Alors que la question du respect de l'Etat de droit envenime les relations entre Bruxelles et Budapest, la commission plaide pour le gel 7,5 milliards d'euros de fonds de cohésion ainsi que 5,8 milliards du plan de relance en faveur de la Hongrie.

Les réformes engagées par Viktor Orban n'auront pas suffi, selon Bruxelles. Sous la pression du Parlement européen, la Commission européenne a recommandé ce 30 novembre de geler 7,5 milliards d'euros de fonds de cohésion destinés à la Hongrie et 5,8 milliards du plan de relance tant que des réformes en matière de justice et de lutte anticorruption n'auront pas été correctement menées. Les Etats membres ont jusqu'au 19 décembre pour se prononcer à la majorité qualifiée.

Budapest prêt à «convaincre la Commission européenne»

Le gouvernement hongrois s'est dit prêt à «convaincre la Commission européenne» de sa volonté de lutter contre la corruption.

«Nous allons mettre en place les mesures supplémentaires exigées et en 2023, nous ne doutons pas que nous parviendrons à convaincre la Commission (...) qu'il n'est pas nécessaire de suspendre les fonds», a déclaré le négociateur hongrois Tibor Navracsics devant la presse à Budapest.

Le 24 novembre, le Parlement européen avait appelé la Commission à geler les fonds destinés à Budapest. Une majorité d'eurodéputés a jugé insuffisantes les mesures votées par le parlement hongrois et accusé la Hongrie de faire «pression» sur la Commission et le Conseil «en bloquant des décisions cruciales de l'UE telles que l'aide macro financière de 18 milliards d'euros à l'Ukraine et l'accord sur le taux minimum global d'imposition des sociétés».

Une «énorme pression politique» des eurodéputés «majoritairement de gauche» qui a fait «changer la position de la Commission», avait dénoncé le 29 novembre devant la presse étrangère Tibor Navracsics.

Selon plusieurs sources européennes, évoquées par l’AFP, l'influence des eurodéputés, largement partisans de la sévérité face à Orban, a été décisive. L'éventualité d'une motion de censure de la Commission en cas de dégel des fonds a même été évoquée, notamment par le groupe Renew Europe (centristes) où siègent les députés français issus de la liste Renaissance.

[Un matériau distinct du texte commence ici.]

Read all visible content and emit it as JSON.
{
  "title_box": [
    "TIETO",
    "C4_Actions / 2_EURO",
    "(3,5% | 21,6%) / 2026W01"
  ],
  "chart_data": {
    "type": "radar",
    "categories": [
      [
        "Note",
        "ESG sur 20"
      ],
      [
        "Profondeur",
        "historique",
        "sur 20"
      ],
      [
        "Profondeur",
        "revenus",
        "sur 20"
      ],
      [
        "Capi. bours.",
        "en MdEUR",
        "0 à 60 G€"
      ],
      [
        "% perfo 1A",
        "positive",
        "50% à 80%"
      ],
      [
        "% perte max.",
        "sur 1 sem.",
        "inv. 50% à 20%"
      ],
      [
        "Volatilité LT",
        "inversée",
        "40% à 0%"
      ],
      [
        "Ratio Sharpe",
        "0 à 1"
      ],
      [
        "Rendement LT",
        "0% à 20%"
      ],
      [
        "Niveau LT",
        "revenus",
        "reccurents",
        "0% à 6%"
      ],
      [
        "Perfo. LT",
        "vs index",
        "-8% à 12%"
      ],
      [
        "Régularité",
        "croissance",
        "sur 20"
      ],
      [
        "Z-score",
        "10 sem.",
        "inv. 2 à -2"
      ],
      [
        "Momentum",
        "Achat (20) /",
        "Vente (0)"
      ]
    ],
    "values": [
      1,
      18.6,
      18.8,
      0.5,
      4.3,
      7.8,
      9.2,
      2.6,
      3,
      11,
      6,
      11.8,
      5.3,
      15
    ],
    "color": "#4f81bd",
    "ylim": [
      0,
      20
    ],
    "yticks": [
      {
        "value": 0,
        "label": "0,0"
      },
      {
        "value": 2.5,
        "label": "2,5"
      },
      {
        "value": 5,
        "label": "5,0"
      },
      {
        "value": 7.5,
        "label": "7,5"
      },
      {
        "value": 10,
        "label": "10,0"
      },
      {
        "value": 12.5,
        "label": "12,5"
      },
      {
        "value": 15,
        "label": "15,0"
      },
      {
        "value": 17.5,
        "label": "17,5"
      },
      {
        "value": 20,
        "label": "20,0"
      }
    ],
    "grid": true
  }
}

Des réformes hongroises jugées insuffisantes par Bruxelles

Fin avril, la Commission européenne avait déclenché contre la Hongrie une procédure dite de «conditionnalité», destinée à protéger le budget européen des atteintes à l’Etat de droit. Une première pour l'UE, en raison notamment «d'irrégularités systématiques dans les passations de marchés publics», de «défaillances» en matière de poursuites judiciaires et de lutte contre la corruption.

La perspective de se voir privée de fonds a poussé la Hongrie à engager 17 mesures pour répondre aux inquiétudes de Bruxelles, dont la mise en place d'une «autorité indépendante» destinée à mieux contrôler l'utilisation des fonds de l'UE, soupçonnés d'enrichir des proches de Viktor Orban.

Pourtant la Commission estime que les réformes n'ont pas été menées de façon satisfaisante à la date butoir du 19 novembre. L'exécutif européen avait en septembre fixé cette échéance pour offrir une chance à la Hongrie d'échapper au gel de 7,5 milliards d'euros (environ 20% des fonds européens qu'elle doit recevoir sur 2021-2027).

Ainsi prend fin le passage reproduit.